INGENIOUS TITLE, SOUNDING a little like a physics textbook but also summing up in a phrase most human problems. Barnett lights on the phrase while facing a particular problem, presented in the book's concluding poem, "Studies in Loneliness, X": she wants to honor a promise to a friend to be at her bedside when the friend dies, but she also has a raft of obligations to be in other places as the friend's death nears.
Some of these obligations have to do with being a daughter, as her mother is in serious decline, and some have to do with being mother, as she has an adult son, and some have to do with her career, which like most careers involves commitments to get one's body to specific places at specific times.
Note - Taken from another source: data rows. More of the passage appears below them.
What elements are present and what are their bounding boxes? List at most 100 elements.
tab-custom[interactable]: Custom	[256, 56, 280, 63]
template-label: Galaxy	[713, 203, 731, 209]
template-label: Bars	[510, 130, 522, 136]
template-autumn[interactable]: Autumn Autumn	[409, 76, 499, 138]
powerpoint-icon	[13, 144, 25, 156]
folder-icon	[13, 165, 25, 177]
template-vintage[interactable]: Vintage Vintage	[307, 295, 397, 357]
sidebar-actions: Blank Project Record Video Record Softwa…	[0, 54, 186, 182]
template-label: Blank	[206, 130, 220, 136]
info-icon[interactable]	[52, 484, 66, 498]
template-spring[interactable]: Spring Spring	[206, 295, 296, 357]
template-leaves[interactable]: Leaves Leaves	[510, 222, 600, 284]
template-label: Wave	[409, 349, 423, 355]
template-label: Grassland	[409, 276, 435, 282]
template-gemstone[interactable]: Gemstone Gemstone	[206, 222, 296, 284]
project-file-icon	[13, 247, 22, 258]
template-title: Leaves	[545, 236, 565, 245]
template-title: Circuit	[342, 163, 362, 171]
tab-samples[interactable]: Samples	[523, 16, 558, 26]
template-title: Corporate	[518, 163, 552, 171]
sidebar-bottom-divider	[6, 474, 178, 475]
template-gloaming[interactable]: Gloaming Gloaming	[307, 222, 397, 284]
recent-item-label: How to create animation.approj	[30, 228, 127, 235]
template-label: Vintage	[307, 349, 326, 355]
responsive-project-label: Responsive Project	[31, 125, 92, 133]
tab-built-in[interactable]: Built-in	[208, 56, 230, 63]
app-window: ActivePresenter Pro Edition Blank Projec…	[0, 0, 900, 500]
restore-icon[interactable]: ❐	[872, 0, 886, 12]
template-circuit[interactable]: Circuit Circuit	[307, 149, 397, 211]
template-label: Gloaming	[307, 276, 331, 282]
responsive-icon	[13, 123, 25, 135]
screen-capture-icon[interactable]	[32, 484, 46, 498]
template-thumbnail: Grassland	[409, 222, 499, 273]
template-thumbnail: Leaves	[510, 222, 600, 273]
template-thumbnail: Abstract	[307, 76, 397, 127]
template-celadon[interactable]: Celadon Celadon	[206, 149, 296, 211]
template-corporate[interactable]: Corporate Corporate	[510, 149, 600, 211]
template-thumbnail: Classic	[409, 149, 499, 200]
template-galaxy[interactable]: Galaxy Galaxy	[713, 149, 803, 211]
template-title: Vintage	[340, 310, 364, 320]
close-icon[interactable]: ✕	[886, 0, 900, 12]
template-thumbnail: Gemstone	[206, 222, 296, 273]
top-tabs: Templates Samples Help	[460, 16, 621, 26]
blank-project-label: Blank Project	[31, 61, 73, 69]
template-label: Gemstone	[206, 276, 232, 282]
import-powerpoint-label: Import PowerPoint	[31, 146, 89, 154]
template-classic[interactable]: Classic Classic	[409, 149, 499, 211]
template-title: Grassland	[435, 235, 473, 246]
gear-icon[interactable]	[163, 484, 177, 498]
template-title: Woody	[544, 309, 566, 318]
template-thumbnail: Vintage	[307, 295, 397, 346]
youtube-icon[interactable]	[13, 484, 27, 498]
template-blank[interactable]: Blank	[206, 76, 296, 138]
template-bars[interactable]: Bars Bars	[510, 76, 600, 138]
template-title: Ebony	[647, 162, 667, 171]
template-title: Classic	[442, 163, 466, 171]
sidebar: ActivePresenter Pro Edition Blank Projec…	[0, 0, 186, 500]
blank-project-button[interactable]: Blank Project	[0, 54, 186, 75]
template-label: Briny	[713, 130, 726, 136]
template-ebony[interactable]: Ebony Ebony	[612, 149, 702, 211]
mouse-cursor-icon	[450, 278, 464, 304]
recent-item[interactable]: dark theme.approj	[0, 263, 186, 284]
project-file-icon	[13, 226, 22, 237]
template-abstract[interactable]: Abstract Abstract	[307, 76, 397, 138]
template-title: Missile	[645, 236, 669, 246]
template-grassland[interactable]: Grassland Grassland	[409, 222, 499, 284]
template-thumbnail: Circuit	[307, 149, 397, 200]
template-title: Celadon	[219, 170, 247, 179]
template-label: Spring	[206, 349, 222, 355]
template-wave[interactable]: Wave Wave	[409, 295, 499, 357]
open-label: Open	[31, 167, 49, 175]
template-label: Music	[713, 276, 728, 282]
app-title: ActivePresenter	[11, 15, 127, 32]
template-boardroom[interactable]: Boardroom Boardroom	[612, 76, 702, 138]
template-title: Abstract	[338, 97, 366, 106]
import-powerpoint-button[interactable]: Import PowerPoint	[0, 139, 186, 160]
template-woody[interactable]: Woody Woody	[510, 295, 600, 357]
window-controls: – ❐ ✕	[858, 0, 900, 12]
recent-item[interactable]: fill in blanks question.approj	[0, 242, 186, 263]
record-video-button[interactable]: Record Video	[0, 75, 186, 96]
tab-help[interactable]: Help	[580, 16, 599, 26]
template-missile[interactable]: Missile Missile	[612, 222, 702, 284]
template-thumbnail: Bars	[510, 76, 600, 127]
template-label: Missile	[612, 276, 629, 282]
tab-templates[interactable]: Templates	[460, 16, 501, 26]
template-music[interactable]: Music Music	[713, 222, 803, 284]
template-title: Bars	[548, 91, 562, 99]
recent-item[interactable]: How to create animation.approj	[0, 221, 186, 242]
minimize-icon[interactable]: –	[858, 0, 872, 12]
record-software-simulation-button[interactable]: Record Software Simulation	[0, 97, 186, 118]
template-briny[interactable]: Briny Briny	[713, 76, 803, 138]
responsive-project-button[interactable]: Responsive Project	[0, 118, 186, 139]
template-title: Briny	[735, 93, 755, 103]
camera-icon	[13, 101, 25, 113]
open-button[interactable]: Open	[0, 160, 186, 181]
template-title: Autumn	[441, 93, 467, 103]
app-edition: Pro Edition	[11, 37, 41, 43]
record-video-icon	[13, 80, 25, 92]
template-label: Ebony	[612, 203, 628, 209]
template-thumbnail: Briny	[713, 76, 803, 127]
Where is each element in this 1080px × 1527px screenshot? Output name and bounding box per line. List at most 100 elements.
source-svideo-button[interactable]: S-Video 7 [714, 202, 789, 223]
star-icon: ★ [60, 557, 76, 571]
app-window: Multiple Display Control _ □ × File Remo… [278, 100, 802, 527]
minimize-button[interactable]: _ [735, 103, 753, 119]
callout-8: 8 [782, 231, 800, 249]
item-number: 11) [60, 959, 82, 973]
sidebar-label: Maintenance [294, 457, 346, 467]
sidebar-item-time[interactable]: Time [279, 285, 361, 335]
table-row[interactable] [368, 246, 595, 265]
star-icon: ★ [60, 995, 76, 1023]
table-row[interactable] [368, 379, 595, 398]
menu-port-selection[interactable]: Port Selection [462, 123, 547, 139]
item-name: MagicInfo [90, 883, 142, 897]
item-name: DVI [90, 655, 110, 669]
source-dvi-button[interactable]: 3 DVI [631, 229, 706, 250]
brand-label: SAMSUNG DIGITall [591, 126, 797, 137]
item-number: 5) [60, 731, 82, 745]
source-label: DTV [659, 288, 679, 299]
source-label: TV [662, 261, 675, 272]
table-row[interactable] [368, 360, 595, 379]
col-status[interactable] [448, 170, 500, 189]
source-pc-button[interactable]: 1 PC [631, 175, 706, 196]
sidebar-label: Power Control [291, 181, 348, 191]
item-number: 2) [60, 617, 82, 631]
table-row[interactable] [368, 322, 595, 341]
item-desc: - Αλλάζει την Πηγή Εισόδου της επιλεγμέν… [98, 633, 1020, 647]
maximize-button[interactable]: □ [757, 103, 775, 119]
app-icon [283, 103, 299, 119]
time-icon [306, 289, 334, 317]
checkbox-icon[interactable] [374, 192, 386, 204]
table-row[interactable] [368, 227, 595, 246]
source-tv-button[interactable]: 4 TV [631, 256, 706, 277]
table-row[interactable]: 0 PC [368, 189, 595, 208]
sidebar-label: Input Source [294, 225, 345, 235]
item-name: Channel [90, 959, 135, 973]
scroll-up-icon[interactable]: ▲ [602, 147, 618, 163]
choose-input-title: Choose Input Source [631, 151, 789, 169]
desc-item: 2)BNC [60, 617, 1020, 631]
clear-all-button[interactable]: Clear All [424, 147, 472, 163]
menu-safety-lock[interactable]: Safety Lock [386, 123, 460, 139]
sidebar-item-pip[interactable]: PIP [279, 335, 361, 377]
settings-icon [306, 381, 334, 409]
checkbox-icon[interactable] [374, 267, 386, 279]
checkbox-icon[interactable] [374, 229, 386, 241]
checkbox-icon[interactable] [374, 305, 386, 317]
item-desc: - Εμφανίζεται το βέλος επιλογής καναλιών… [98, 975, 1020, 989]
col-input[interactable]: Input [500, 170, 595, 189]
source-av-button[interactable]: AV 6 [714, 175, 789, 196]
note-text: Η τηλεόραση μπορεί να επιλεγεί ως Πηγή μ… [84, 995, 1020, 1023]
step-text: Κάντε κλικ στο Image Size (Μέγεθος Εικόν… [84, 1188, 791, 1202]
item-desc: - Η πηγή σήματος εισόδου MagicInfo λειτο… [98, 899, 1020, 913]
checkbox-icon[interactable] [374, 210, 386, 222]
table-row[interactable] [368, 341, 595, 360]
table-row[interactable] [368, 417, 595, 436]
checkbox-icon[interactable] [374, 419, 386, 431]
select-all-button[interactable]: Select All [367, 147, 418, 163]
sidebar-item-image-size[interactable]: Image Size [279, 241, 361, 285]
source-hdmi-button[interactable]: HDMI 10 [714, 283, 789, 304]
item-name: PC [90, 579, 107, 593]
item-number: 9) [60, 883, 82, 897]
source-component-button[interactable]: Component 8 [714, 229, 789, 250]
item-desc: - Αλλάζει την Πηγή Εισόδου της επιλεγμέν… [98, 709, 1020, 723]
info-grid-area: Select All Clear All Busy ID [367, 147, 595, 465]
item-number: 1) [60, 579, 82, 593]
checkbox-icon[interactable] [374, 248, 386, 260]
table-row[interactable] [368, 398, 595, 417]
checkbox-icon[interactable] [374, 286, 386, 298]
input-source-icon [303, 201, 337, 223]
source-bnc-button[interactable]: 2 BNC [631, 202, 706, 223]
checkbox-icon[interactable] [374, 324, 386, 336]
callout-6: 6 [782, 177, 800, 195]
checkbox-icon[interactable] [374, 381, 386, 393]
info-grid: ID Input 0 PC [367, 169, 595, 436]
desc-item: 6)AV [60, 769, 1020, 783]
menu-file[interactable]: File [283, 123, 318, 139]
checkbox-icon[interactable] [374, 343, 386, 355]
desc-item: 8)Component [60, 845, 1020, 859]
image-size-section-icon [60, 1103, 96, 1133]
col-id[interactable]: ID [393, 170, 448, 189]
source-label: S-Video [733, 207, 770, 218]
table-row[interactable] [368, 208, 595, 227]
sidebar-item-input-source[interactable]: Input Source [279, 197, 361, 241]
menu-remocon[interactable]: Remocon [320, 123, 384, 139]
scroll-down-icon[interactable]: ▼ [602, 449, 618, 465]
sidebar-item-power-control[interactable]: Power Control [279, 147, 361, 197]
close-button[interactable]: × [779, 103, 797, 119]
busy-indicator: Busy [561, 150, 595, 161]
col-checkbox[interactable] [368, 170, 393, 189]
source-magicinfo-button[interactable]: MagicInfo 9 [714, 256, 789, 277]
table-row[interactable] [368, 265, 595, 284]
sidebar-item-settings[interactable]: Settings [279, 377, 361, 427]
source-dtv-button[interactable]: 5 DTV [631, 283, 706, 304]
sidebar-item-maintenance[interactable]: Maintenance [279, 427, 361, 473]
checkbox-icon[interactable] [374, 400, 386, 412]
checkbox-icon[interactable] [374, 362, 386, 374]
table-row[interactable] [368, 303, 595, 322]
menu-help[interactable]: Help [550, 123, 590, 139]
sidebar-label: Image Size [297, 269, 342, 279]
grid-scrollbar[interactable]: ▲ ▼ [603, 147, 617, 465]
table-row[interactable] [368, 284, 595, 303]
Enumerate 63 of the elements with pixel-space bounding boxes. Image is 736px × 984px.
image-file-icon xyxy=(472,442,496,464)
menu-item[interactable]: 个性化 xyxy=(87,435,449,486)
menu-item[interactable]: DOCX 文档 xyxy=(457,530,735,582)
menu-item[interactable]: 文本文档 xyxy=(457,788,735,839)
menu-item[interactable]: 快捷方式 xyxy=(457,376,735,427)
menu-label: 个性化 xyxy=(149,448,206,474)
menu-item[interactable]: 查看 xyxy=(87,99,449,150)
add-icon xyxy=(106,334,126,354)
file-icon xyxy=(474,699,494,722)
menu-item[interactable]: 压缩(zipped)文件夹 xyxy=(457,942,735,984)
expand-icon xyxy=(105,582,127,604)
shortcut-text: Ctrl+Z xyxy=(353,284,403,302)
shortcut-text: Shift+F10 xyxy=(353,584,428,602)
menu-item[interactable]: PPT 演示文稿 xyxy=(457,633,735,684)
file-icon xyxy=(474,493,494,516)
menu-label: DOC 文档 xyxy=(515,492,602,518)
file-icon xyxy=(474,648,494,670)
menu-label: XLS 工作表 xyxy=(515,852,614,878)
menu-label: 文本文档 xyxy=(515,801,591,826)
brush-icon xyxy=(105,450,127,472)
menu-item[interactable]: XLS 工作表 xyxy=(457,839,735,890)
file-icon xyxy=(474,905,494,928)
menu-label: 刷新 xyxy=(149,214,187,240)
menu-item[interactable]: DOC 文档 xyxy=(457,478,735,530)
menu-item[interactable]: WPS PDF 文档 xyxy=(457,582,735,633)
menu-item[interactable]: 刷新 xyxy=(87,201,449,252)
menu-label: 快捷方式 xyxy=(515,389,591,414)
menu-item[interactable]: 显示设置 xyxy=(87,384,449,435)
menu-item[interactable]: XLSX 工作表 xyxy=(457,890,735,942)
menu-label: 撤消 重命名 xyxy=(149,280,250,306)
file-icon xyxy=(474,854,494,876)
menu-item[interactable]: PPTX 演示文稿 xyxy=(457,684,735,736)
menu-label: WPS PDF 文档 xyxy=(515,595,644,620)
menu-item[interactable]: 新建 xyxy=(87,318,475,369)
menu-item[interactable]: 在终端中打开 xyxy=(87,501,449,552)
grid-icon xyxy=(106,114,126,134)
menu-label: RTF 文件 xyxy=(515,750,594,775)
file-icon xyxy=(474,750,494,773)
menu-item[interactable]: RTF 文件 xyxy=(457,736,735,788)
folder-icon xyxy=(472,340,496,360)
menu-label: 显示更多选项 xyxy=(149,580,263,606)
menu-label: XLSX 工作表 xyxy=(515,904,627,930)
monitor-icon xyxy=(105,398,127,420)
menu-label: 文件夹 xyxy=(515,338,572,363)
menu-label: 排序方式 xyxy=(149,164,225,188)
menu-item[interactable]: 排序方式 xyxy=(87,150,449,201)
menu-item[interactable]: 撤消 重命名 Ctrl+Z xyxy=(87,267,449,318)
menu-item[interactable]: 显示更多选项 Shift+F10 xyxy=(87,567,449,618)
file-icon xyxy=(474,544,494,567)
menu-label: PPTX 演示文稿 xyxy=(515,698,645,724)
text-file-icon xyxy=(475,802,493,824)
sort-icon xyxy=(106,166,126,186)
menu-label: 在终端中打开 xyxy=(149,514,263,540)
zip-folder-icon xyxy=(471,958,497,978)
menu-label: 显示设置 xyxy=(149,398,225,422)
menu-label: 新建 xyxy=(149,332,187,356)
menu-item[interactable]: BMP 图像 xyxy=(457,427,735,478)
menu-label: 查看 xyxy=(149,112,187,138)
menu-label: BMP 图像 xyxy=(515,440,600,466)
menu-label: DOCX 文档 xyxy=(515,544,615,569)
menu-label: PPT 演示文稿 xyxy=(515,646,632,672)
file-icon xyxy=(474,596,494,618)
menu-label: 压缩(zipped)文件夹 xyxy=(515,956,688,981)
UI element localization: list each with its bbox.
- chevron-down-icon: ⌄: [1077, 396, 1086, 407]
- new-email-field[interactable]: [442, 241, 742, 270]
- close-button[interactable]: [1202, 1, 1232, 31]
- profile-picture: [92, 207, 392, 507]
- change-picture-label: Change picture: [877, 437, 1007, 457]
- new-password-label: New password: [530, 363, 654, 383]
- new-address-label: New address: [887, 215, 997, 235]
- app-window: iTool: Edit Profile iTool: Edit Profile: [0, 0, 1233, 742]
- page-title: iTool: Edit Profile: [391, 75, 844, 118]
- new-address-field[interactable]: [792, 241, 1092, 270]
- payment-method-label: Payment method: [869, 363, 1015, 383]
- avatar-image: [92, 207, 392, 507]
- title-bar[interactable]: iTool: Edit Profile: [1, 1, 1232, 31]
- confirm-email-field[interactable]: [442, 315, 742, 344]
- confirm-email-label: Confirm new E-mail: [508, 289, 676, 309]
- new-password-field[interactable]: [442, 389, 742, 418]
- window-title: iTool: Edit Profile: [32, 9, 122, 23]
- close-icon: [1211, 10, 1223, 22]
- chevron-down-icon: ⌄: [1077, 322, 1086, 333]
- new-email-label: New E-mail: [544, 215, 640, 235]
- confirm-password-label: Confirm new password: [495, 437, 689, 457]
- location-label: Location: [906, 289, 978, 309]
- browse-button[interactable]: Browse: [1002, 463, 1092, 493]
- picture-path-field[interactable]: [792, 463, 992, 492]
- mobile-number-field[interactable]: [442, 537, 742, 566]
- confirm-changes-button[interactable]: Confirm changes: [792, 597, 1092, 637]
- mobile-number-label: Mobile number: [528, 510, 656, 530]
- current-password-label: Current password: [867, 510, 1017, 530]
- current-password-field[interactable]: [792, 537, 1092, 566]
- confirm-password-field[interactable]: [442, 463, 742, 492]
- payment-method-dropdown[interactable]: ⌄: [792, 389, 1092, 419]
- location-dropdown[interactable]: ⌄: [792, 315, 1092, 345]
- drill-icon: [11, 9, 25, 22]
There are a good many other people in Barnett's life, then, all creating problems involving bodies in space that Barnett has to solve. Yet ten poems in the collection are titled "Studies in Loneliness." Even as thickly networked as Barnett is, as an un-partnered empty nester living a life committed to reading and writing, she is often solitary. And that is its own kind of problem of a body in space.
The first collection by Barnett that I read was The Game of Boxes (2012, a James Laughlin winner), and I later read Human Hours (2018). Her voice, I would say has been consistent, marked by dry humor, candor, lightly-borne learning, and a fascination with language that eschews spectacular effects. I've been re-reading Jorie Graham lately, and I appreciated the contrast Barnett provided.